Fiquei sentado ali até o fim da tarde. Mosquitinhos davam rasantes para cima e para baixo, como se puxados por fios invisíveis. Subitamente, nalgum lugar ali perto, eu percebi uma mancha brilhante --era o seu vestido e você.

Mas as vibrações finais já não tinham morrido? Você agora de novo, assim, me deixava apreensivo, ali do lado, fora do meu campo de visão, caminhando na minha direção, se aproximando. Com um esforço, virei a cabeça. Não era você, mas aquela menina com o lenço verde --lembra, aquela que encontramos? E aquela fox-terrier dela, com a barriga engraçada?...

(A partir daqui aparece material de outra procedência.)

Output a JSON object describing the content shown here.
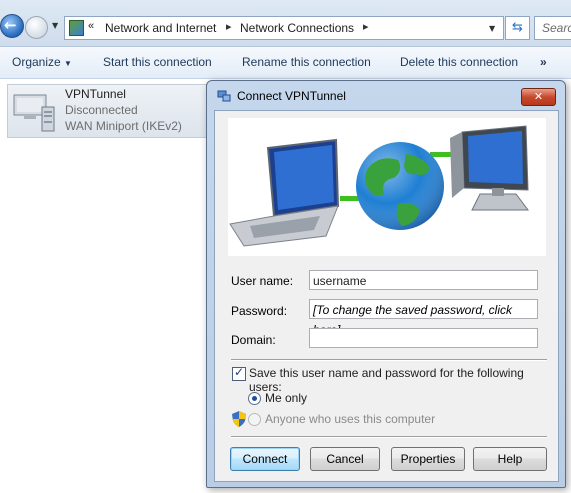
{
  "explorer": {
    "breadcrumb": {
      "overflow": "«",
      "items": [
        "Network and Internet",
        "Network Connections"
      ]
    },
    "search_placeholder": "Search"
  },
  "commands": {
    "organize": "Organize",
    "start": "Start this connection",
    "rename": "Rename this connection",
    "delete": "Delete this connection",
    "more": "»"
  },
  "connection": {
    "name": "VPNTunnel",
    "status": "Disconnected",
    "device": "WAN Miniport (IKEv2)"
  },
  "dialog": {
    "title": "Connect VPNTunnel",
    "close_glyph": "✕",
    "labels": {
      "username": "User name:",
      "password": "Password:",
      "domain": "Domain:"
    },
    "values": {
      "username": "username",
      "password": "[To change the saved password, click here]",
      "domain": ""
    },
    "save_checkbox": {
      "label": "Save this user name and password for the following users:",
      "checked": true
    },
    "radio_options": [
      {
        "label": "Me only",
        "selected": true,
        "enabled": true
      },
      {
        "label": "Anyone who uses this computer",
        "selected": false,
        "enabled": false
      }
    ],
    "buttons": {
      "connect": "Connect",
      "cancel": "Cancel",
      "properties": "Properties",
      "help": "Help"
    }
  },
  "colors": {
    "accent": "#1e395b",
    "dialog_frame": "#b9cde6",
    "close_button": "#c74a2e",
    "link_line": "#3fbf1f"
  }
}
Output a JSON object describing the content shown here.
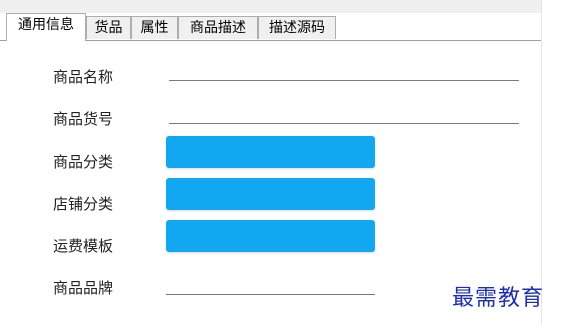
{
  "tabs": [
    {
      "label": "通用信息",
      "active": true
    },
    {
      "label": "货品",
      "active": false
    },
    {
      "label": "属性",
      "active": false
    },
    {
      "label": "商品描述",
      "active": false
    },
    {
      "label": "描述源码",
      "active": false
    }
  ],
  "form": {
    "product_name_label": "商品名称",
    "product_name_value": "",
    "product_code_label": "商品货号",
    "product_code_value": "",
    "product_category_label": "商品分类",
    "store_category_label": "店铺分类",
    "shipping_template_label": "运费模板",
    "product_brand_label": "商品品牌",
    "product_brand_value": ""
  },
  "colors": {
    "select_fill": "#11a7f1",
    "watermark": "#1d2fb0"
  },
  "watermark": "最需教育"
}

Ela passou através das ramagens e cruzou a pontezinha que dava num quiosque de janelas pintadas. A menina está entediada, está dando uma caminhada no seu parque; provavelmente, dentro de algum tempo, vamos acabar nos conhecendo.

Levantei sem pressa, e sem pressa fui pedalando para fora do parque imóvel, até a trilha principal, para dentro de um pôr-do-sol enorme; do outro lado de uma curva, ultrapassei uma charrete. Era o seu cocheiro, Semyon, dirigindo a passo até a estação. Quando me viu, tirou devagar o boné, alisou os fios gordurosos do cabelo atrás da cabeça e botou o boné de novo. Um pano de colo xadrez estava dobrado no banco. Um reflexo intrigante de luz brilhou no olho do castrado preto. E quando, sem pedalar, eu desci a ladeira na direção do rio, pude ver da ponte o chapéu panamá e os ombros roliços de Pal Palych, que estava sentado lá embaixo, numa plataforma da cabine dos banhistas, com uma vara de pesca na mão. Botei o pé no freio e parei, com a mão no parapeito.

"Ei, ei! Pal Palych! Estão mordendo, ou o quê?" Ele olhou para cima e me deu um abano simples e amistoso.

Um morcego voou por cima da superfície cor-de-rosa espelhada. O reflexo das ramagens parecia uma renda preta. Pal Palych, de longe, estava berrando alguma coisa, me chamando com a mão. Um segundo Pal Palych estremecia nas ondulações escuras. Rindo alto, eu dei um empurrão com a mão no parapeito.

Passei as isbás numa corrida só, sem ruído, pelo caminho de terra firme. Sons do rebanho flutuavam ao meu redor no ar sem lustro; alguns galos-silvestres saíram em revoada, fazendo um estardalhaço. Mais adiante, então, na estrada, na vastidão do crepúsculo, em meio à leve bruma dos campos, fez-se o silêncio.